Leukemias, lymphomas, and other hematologic cancers:
Indications for: BESREMI
Not already on hydroxyurea: Initially 100mcg by SC inj every 2 weeks. Transitioning from hydroxyurea: Initially 50mcg by SC inj every 2 weeks in combination with hydroxyurea; gradually taper off hydroxyurea by reducing the total biweekly dose by 20–40% every 2 weeks during weeks 3–12 and discontinue hydroxyurea by week 13. Both: Increase Besremi dose by 50mcg every 2 weeks (up to max 500mcg) until hematological parameters are stabilized (hematocrit <45%, platelets <400×109/L, and leukocytes <10×109/L). Dosing interval may be expanded to every 4 weeks after achieving hematological stability for at least 1 year on a stable Besremi dose. Dose modifications for adverse reactions: see full labeling.
Existence of, or history of severe psychiatric disorders, particularly severe depression, suicidal ideation or suicide attempt. Moderate or severe hepatic impairment (Child-Pugh B or C). History or presence of active serious or untreated autoimmune disease. Immunosuppressed transplant recipients.
Risk of serious disorders.
May cause or exacerbate fatal or life-threatening neuropsychiatric, autoimmune, ischemic, or infectious disorders: monitor closely, discontinue if they worsen. Avoid use in active serious or untreated endocrine disorders associated with autoimmune disease, severe or unstable cardiovascular disease (eg, uncontrolled hypertension, CHF [≥ NYHA class 2], serious cardiac arrhythmia, significant coronary artery stenosis, unstable angina), recent stroke or MI, or eGFR <30mL/min. Uncontrolled thyroid abnormalities. Diabetes. History of cardiovascular disorders; monitor closely. Pulmonary disease. Interrupt treatment if pancreatitis is suspected; consider discontinuing if confirmed. Discontinue if colitis, pulmonary infiltrates/dysfunction, new or worsening eye disorders, evidence of hepatic decompensation (eg, jaundice, ascites, hepatic encephalopathy, hepatorenal syndrome, variceal hemorrhage), or severe renal impairment develops. Consider discontinuing if significant dermatologic toxicity occurs. Obtain eye exams before and during therapy, especially in those with retinopathy-associated disease (eg, diabetes, hypertension). Monitor CBCs at baseline, every 2 weeks during titration phase, then every 3–6 months during maintenance phase, and as clinically indicated. Monitor for infection or bleeding. Monitor serum triglycerides, creatinine, thyroid, visual, and liver function at baseline and during therapy. Dental and periodontal disorders. Have regular dental exams. Elderly. Embryo-fetal toxicity. Advise females of reproductive potential to use effective contraception during and for at least 8 weeks after the last dose. Pregnancy: exclude status prior to initiation. Nursing mothers: not recommended (during and for 8 weeks after the last dose).

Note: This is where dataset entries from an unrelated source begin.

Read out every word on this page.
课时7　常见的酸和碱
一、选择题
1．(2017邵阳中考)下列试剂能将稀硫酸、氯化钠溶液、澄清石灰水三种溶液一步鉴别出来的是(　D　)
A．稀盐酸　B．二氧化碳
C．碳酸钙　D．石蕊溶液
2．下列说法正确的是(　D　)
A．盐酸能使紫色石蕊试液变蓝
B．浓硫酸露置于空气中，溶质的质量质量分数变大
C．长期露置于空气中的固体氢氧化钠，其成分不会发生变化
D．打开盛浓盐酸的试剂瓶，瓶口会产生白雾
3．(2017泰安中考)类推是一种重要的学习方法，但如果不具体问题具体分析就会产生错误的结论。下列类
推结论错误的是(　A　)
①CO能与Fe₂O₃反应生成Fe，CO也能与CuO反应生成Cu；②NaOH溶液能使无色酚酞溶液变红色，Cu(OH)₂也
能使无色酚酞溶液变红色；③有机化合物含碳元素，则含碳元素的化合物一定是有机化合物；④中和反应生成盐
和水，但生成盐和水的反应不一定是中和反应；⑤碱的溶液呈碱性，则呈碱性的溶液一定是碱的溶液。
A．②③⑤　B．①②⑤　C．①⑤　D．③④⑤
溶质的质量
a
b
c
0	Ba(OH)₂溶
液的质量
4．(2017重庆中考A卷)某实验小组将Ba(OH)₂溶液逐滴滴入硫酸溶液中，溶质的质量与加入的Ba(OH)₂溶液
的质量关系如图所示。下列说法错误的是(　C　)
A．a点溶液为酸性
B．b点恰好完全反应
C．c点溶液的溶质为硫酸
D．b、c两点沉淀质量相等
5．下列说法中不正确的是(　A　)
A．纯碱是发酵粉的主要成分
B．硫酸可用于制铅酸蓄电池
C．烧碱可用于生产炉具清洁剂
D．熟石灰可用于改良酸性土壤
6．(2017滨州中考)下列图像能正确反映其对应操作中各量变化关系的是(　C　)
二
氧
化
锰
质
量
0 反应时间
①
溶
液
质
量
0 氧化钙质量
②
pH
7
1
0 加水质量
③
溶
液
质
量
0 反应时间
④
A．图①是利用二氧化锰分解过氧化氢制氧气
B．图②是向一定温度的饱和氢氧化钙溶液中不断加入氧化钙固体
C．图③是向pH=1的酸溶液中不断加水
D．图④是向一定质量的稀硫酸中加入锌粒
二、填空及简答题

Avoid concomitant myelosuppressive agents, narcotics, hypnotics, or sedatives; if unavoidable, monitor for excessive effects. Concomitant drugs that are CYP450 substrates with a narrow therapeutic index; monitor.
Influenza-like illness, arthralgia, fatigue, pruritus, nasopharyngitis, musculoskeletal pain, headache, diarrhea, hyperhidrosis, nausea, upper RTI, liver enzyme elevations, leukopenia, neutropenia, thrombocytopenia; depression, suicide, hypersensitivity reactions (discontinue if occurs), pancreatitis, colitis, hyperlipidemia, cardiovascular toxicity, endocrine toxicity, ophthalmologic toxicity, pulmonary toxicity, renal toxicity, hepatotoxicity.